Unveiled by President Volodymyr Zelenskiy’s government in January, the bill criminalises “the dissemination of disinformation” amid a conflict with Russian-backed separatists in the country’s industrial east.
The legislation foresees the nomination of a state commissioner who will decide what statements are false and dispute them in court.
According to the bill, the purposeful spread of disinformation could be punished by up to seven years in prison and hefty fines.
“We fully understand the need to fight disinformation or manipulation … in the context of Ukraine, of the conflict … but we think that this approach is not a good one,” Harlem Désir, the OSCE Representative on Freedom of the Media, told AFP in an interview.
“It will not be efficient and it could put at risk” Ukraine’s commitment with regards to media freedom and freedom of expression, said Désir during a four-day visit to Ukraine.
Beginning a 4-day visit to #Ukraine today, I met with journalists & media organizations: IMI, NUJU, https://t.co/ENnSKAdujI, Comm. on Journalism ethics, Donbass News, Hromadske, Platform for HR. We discussed media freedom situation, new media draft laws & safety of journalists. pic.twitter.com/WqPj0709hC
— OSCE media freedom (@OSCE_RFoM) February 4, 2020
According to the legislation, false news concerning “national security, territorial integrity, sovereignty of Ukraine and other issues of public interest” will be treated as disinformation.
Desir said that the bill “gives a lot of power to the new special commissioner.”
“It means a lot of state interference in the media activities, journalism,” he added.

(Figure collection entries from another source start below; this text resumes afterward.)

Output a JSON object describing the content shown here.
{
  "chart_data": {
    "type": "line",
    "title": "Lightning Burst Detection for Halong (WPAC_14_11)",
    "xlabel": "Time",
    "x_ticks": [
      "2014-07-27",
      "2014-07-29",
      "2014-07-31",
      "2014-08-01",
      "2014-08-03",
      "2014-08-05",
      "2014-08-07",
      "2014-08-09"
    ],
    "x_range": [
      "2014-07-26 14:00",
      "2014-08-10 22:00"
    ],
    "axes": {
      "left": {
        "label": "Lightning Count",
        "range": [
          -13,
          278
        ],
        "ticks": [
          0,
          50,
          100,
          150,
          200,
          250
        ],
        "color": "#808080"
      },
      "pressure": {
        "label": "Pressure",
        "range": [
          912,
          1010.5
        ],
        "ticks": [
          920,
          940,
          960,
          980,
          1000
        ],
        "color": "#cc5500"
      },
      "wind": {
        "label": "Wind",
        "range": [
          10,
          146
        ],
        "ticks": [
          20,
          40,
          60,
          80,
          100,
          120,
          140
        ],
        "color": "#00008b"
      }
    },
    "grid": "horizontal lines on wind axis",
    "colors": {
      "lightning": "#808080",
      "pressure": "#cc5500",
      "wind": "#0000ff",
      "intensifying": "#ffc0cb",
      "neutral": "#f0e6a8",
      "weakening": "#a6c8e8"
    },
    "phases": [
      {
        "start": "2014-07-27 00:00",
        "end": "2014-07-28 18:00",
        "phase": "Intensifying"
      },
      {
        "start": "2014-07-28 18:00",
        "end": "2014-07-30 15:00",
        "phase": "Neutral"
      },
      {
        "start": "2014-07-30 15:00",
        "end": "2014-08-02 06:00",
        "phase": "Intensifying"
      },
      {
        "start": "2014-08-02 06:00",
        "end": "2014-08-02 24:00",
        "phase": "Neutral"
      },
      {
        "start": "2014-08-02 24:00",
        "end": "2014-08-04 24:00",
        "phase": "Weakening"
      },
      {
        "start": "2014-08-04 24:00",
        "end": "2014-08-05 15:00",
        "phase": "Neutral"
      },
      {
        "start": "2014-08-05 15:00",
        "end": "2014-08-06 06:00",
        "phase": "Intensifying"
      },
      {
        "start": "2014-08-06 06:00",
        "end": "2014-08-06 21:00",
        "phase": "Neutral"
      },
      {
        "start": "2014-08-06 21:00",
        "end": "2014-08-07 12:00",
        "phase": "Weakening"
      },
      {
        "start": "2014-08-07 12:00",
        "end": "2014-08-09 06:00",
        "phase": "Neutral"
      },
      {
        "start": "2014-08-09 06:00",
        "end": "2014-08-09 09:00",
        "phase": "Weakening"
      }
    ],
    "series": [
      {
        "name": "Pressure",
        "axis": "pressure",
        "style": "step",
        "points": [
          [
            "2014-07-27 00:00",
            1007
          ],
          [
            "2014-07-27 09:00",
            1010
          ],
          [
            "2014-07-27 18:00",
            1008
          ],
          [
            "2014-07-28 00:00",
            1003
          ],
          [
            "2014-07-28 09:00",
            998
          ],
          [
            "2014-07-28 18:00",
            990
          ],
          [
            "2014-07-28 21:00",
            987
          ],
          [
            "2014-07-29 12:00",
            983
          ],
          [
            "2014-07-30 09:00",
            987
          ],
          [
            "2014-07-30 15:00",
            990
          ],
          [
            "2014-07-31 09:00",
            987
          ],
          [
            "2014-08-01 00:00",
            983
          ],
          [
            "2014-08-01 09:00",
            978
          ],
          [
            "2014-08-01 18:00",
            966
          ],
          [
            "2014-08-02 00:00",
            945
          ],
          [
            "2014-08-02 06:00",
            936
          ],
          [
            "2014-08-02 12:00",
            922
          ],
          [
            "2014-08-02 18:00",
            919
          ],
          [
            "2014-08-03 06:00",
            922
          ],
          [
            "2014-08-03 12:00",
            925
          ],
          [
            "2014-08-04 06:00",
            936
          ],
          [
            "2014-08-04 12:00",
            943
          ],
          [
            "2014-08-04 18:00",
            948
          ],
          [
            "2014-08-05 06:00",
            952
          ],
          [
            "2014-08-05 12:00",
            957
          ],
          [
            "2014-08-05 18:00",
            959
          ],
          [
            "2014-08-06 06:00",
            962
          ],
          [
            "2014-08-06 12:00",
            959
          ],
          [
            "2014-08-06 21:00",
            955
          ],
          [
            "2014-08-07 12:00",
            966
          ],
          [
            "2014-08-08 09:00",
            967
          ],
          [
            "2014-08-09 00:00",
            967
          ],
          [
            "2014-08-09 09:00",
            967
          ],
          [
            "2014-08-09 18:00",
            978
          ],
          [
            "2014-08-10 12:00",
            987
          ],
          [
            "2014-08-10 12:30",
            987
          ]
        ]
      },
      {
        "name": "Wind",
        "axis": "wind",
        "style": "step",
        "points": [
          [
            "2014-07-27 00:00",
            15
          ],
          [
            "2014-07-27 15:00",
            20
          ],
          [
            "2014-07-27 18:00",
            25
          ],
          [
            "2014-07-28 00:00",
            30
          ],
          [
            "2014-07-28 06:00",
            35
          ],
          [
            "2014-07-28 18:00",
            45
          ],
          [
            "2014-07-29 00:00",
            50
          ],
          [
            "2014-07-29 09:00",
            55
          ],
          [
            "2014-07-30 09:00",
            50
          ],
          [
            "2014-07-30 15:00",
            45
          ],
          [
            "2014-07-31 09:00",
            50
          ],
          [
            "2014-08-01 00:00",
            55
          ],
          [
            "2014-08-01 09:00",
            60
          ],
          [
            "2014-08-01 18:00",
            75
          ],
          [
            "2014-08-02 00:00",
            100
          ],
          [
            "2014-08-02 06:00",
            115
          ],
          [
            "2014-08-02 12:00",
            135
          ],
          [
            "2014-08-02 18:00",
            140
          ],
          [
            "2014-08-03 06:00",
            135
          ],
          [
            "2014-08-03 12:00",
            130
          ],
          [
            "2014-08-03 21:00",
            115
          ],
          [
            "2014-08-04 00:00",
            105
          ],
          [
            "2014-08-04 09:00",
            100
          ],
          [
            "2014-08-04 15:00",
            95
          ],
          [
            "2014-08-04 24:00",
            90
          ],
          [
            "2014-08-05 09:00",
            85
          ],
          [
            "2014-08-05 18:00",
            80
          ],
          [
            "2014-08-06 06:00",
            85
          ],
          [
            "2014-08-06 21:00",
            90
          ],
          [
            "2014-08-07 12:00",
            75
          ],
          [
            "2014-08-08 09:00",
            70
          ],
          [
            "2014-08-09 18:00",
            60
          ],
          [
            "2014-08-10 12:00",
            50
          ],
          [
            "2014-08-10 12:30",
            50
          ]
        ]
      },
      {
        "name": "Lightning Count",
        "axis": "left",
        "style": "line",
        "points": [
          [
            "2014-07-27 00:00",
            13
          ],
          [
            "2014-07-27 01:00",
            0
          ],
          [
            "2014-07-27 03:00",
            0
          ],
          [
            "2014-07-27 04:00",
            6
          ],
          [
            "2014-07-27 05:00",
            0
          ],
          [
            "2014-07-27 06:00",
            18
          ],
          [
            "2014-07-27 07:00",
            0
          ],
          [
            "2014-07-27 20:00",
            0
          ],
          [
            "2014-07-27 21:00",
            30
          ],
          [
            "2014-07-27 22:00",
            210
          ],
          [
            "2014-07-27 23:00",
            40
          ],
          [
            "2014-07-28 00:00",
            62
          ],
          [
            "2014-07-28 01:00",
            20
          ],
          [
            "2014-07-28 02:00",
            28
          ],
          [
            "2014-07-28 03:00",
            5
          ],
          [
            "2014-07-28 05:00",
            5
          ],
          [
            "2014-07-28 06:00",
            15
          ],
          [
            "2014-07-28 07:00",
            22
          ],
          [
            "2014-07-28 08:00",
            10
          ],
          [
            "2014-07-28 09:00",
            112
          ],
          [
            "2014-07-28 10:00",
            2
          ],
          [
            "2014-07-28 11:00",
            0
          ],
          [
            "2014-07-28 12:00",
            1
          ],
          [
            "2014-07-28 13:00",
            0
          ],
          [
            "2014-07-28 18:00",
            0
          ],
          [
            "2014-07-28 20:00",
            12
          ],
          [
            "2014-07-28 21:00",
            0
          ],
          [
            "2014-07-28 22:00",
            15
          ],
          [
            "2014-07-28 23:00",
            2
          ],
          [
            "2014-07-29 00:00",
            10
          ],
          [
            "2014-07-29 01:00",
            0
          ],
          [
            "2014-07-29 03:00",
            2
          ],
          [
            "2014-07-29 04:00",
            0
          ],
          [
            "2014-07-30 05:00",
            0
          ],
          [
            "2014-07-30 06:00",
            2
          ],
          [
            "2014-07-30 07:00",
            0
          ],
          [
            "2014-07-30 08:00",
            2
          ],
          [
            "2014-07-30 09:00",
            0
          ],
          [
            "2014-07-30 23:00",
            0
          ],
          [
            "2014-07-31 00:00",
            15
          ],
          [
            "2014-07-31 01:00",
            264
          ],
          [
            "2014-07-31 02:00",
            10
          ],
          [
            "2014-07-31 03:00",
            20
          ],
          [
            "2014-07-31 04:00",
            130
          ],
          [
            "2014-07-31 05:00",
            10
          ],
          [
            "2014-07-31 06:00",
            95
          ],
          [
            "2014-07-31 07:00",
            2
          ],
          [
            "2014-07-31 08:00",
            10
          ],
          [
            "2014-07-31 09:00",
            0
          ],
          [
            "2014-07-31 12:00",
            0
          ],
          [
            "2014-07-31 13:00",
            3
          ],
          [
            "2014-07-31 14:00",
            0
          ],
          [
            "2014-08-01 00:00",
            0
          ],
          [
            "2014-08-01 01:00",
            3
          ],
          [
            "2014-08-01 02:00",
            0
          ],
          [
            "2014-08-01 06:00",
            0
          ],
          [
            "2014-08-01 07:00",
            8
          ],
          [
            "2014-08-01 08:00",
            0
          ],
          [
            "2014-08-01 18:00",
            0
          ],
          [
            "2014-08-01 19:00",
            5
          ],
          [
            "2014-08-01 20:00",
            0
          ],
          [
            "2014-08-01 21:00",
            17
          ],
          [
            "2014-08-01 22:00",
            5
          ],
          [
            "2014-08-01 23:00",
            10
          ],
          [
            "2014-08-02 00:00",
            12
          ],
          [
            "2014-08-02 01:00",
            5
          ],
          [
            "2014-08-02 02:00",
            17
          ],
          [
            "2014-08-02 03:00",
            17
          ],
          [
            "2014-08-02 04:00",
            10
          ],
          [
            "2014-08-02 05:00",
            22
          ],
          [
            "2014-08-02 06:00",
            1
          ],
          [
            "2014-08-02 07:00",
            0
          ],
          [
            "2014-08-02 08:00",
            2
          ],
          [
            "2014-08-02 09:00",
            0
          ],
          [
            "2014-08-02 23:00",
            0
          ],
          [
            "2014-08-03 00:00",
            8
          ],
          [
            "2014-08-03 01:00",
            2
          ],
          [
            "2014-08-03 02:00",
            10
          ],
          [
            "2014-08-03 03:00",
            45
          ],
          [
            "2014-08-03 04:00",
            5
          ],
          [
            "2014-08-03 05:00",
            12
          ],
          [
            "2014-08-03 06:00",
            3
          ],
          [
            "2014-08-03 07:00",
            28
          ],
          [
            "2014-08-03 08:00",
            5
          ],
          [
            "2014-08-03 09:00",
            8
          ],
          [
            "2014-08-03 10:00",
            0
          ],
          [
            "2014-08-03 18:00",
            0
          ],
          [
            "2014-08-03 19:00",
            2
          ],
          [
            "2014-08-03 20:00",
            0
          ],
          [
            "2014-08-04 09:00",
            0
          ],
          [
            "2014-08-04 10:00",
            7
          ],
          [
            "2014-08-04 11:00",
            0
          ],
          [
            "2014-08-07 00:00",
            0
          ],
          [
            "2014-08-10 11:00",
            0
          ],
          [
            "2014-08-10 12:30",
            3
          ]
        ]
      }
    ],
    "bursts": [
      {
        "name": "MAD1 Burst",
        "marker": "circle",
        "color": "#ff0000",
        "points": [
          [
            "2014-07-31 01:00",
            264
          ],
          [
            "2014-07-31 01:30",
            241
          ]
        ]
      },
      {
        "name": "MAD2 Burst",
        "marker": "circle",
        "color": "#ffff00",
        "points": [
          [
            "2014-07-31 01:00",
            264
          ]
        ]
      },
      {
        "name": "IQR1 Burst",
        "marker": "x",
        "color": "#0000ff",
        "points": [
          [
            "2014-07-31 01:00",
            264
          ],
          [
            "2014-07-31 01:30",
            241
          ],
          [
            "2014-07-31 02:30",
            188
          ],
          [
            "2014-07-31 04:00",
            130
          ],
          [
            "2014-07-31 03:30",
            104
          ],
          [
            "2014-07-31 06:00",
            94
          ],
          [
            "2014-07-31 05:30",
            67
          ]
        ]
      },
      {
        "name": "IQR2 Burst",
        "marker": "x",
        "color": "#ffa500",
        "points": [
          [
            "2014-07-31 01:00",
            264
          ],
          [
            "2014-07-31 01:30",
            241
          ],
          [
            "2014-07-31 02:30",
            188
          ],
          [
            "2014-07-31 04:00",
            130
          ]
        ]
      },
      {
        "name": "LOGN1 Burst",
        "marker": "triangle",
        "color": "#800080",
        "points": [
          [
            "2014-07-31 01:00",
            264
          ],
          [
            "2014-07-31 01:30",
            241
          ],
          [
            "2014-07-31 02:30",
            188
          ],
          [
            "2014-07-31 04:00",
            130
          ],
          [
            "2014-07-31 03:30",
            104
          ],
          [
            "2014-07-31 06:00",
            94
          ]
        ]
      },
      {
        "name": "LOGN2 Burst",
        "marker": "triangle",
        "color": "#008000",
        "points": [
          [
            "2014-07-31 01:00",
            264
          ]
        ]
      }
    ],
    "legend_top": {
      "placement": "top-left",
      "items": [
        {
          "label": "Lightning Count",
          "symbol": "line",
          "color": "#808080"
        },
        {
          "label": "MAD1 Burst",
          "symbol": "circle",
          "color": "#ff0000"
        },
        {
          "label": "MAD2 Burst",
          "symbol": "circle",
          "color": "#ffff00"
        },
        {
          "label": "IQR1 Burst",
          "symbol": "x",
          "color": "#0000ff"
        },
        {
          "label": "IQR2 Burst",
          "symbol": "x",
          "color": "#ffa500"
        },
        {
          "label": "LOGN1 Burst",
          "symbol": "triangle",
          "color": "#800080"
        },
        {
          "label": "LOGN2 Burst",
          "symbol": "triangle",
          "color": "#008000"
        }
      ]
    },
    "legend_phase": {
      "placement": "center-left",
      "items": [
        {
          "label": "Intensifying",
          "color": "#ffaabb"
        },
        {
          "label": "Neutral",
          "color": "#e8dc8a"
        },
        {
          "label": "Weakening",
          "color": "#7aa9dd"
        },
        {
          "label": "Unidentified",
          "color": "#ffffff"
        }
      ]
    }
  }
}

Proposed by comedian-turned-president Zelenskiy and drafted by the culture ministry, the bill is yet to be submitted to parliament.
But the proposed legislation sparked criticism from domestic NGOs, international watchdogs and even several lawmakers from Zelenskiy’s own party.
After a bloody 2014 uprising in Kyiv ousted a Kremlin-backed regime, Moscow annexed Crimea and supported insurgents in eastern Ukraine who launched a bid for independence.
Since then more than 13,000 people have been killed in the conflict.
Kremlin critics have accused Russian officials of spreading propaganda and disinformation in attempt to meddle in Ukraine’s affairs.